O governo chinês decidiu dar uma freada de emergência em seus ambiciosos planos para a produção em massa de veículos autônomos. A mudança radical de postura ocorreu após um acidente fatal envolvendo um carro com sistema de direção assistida, que expôs falhas tecnológicas e gerou uma forte pressão da opinião pública. A decisão representa um recuo significativo em relação às metas estabelecidas há cinco anos.
Licenças restritas e um plano que mudou de rumo
Na semana passada, o Ministério da Indústria e Tecnologia da Informação da China tomou uma medida que surpreendeu o setor. Das nove propostas apresentadas por fabricantes que buscavam autorização para vender veículos com funções avançadas de condução automática, apenas duas receberam o aval do governo. A autorização, no entanto, está longe de ser uma luz verde para a produção comercial.
As licenças concedidas ao Beijing Automotive Group (BAIC) e à Changan Automobile permitem apenas a realização de testes restritos. As empresas poderão operar táxis autônomos apenas em trechos específicos de rodovias nas cidades onde têm sede, com severas limitações. Uma das regras proíbe, por exemplo, a troca de faixa sob controle do computador. Fora dessas áreas delimitadas, os veículos devem ser conduzidos obrigatoriamente por motoristas humanos.
Essa decisão marca um ponto de inflexão em relação ao cronograma traçado por Pequim por volta de 2020, que previa a chegada de carros altamente autônomos ao mercado consumidor até o final de 2025.

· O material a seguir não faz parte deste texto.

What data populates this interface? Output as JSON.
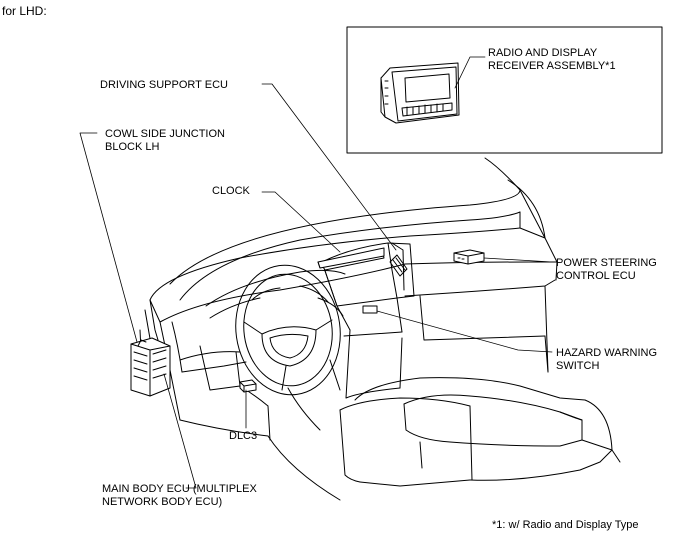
{
  "header": "for LHD:",
  "inset_box": {
    "label_line1": "RADIO AND DISPLAY",
    "label_line2": "RECEIVER ASSEMBLY*1"
  },
  "callouts": {
    "driving_support_ecu": "DRIVING SUPPORT ECU",
    "cowl_side_line1": "COWL SIDE JUNCTION",
    "cowl_side_line2": "BLOCK LH",
    "clock": "CLOCK",
    "power_steering_line1": "POWER STEERING",
    "power_steering_line2": "CONTROL ECU",
    "hazard_line1": "HAZARD WARNING",
    "hazard_line2": "SWITCH",
    "dlc3": "DLC3",
    "main_body_line1": "MAIN BODY ECU (MULTIPLEX",
    "main_body_line2": "NETWORK BODY ECU)"
  },
  "footnote": "*1: w/ Radio and Display Type"
}
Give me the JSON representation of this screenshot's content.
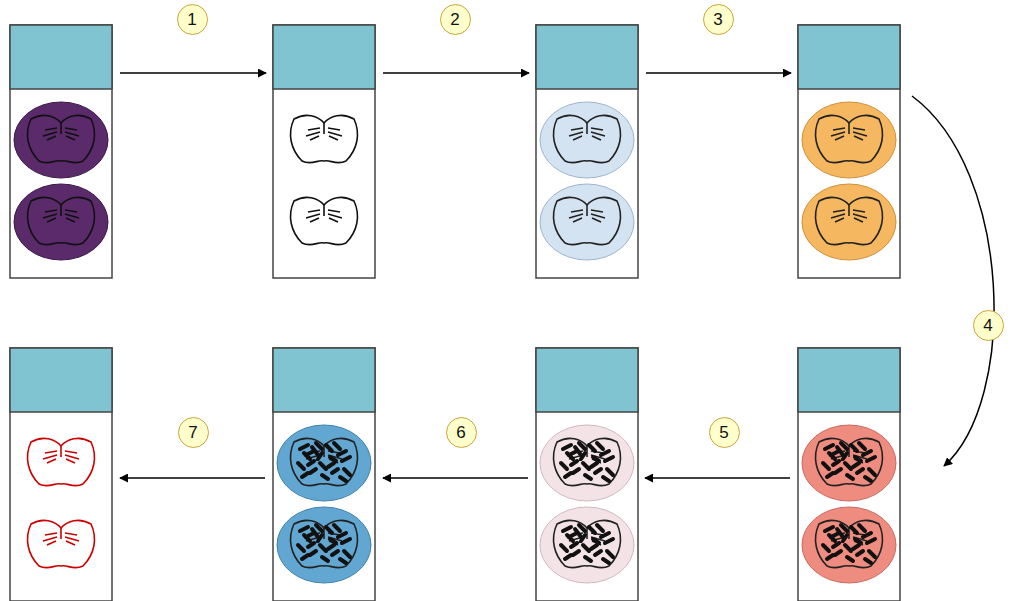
{
  "diagram": {
    "labels": [
      "1",
      "2",
      "3",
      "4",
      "5",
      "6",
      "7"
    ]
  }
}
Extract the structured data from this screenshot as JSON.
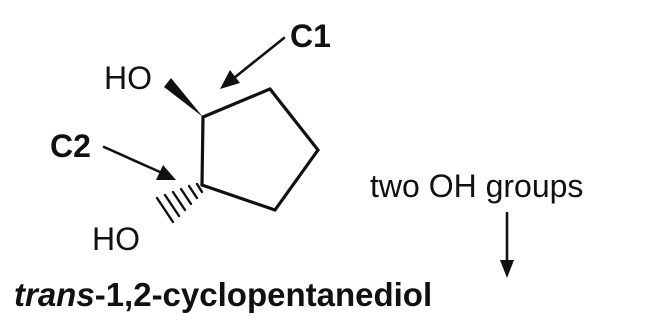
{
  "labels": {
    "top_hydroxyl": "HO",
    "bottom_hydroxyl": "HO",
    "carbon_1": "C1",
    "carbon_2": "C2",
    "note": "two OH groups",
    "name_prefix": "trans",
    "name_rest": "-1,2-cyclopentanediol"
  },
  "colors": {
    "ink": "#111111",
    "background": "#ffffff"
  }
}
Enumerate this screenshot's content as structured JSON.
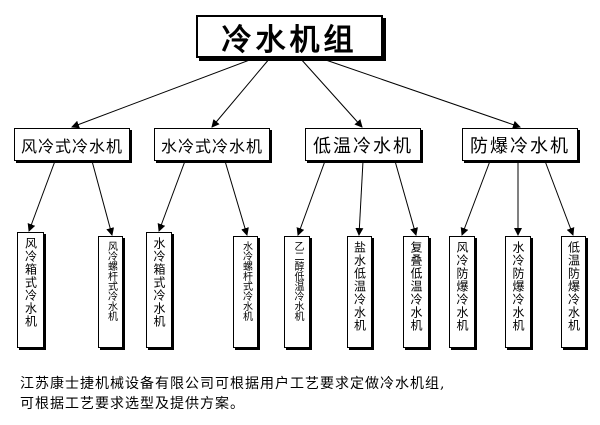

O acidente que virou o jogo: três mortes e um debate público
O episódio que desencadeou a revisão das políticas ocorreu no final de março, na província de Anhui. Um sedã elétrico Xiaomi SU7, operando no modo de direção assistida, colidiu com uma barreira de concreto em uma rodovia. O acidente resultou na morte de três estudantes universitárias.
Diferentemente de incidentes anteriores, este caso escapou à censura inicial e ganhou ampla repercussão nas redes sociais chinesas, gerando um intenso debate público sobre responsabilidades legais e a confiabilidade da tecnologia. A Xiaomi informou que seu sistema detectou o fechamento da faixa devido a obras e emitiu um alerta ao motorista, que assumiu o controle momentos antes da colisão. Ainda assim, o evento evidenciou as limitações dos sistemas atuais e levantou dúvidas sobre a prontidão da tecnologia para assumir a direção.
Diante da reação popular, o Ministério da Segurança Pública passou a intervir de forma mais direta, reforçando alertas sobre o uso inadequado da direção assistida e deixando claro que os sistemas vendidos atualmente não equivalem à condução totalmente autônoma.
Níveis de autonomia sob escrutínio e o alinhamento global
A regulação chinesa classifica a automação em níveis. O Nível 2, amplamente disponível, oferece assistência, mas exige atenção constante do condutor. O Nível 3 permite que o sistema assuma tarefas mais complexas, com o motorista pronto para intervir. Já o Nível 4 envolve táxis-robô sem motorista, atualmente em fase de testes em cidades como Wuhan.
Relatórios da televisão estatal chinesa mostraram que sistemas de Nível 2 de fabricantes locais têm desempenho irregular em cenários complexos, como obras noturnas em rodovias. Em avaliações comparativas, apenas modelos da Tesla demonstraram maior consistência na prevenção de colisões.
Antes do anúncio do governo, montadoras chinesas como Geely, XPeng e Li Auto haviam acelerado investimentos, apostando na liberação iminente do Nível 3. Chegaram a produzir veículos com sensores e câmeras avançadas, mas agora são obrigadas a limitar o software a funções básicas, aguardando novas regras.
Analistas do setor avaliam que a China optou por uma pausa regulatória estratégica para reorganizar normas de responsabilidade civil, seguros e certificação. A avaliação é que o avanço recente foi impulsionado mais por competição industrial e marketing do que pela maturidade tecnológica.
Com essa decisão, o país que lidera a produção global de veículos elétricos sinaliza que, no caminho para a autonomia total, o ritmo será ditado menos pela ambição industrial e mais pela segurança e pela confiança do público, alinhando-se a uma postura mais cautelosa já adotada em mercados como Estados Unidos e Europa.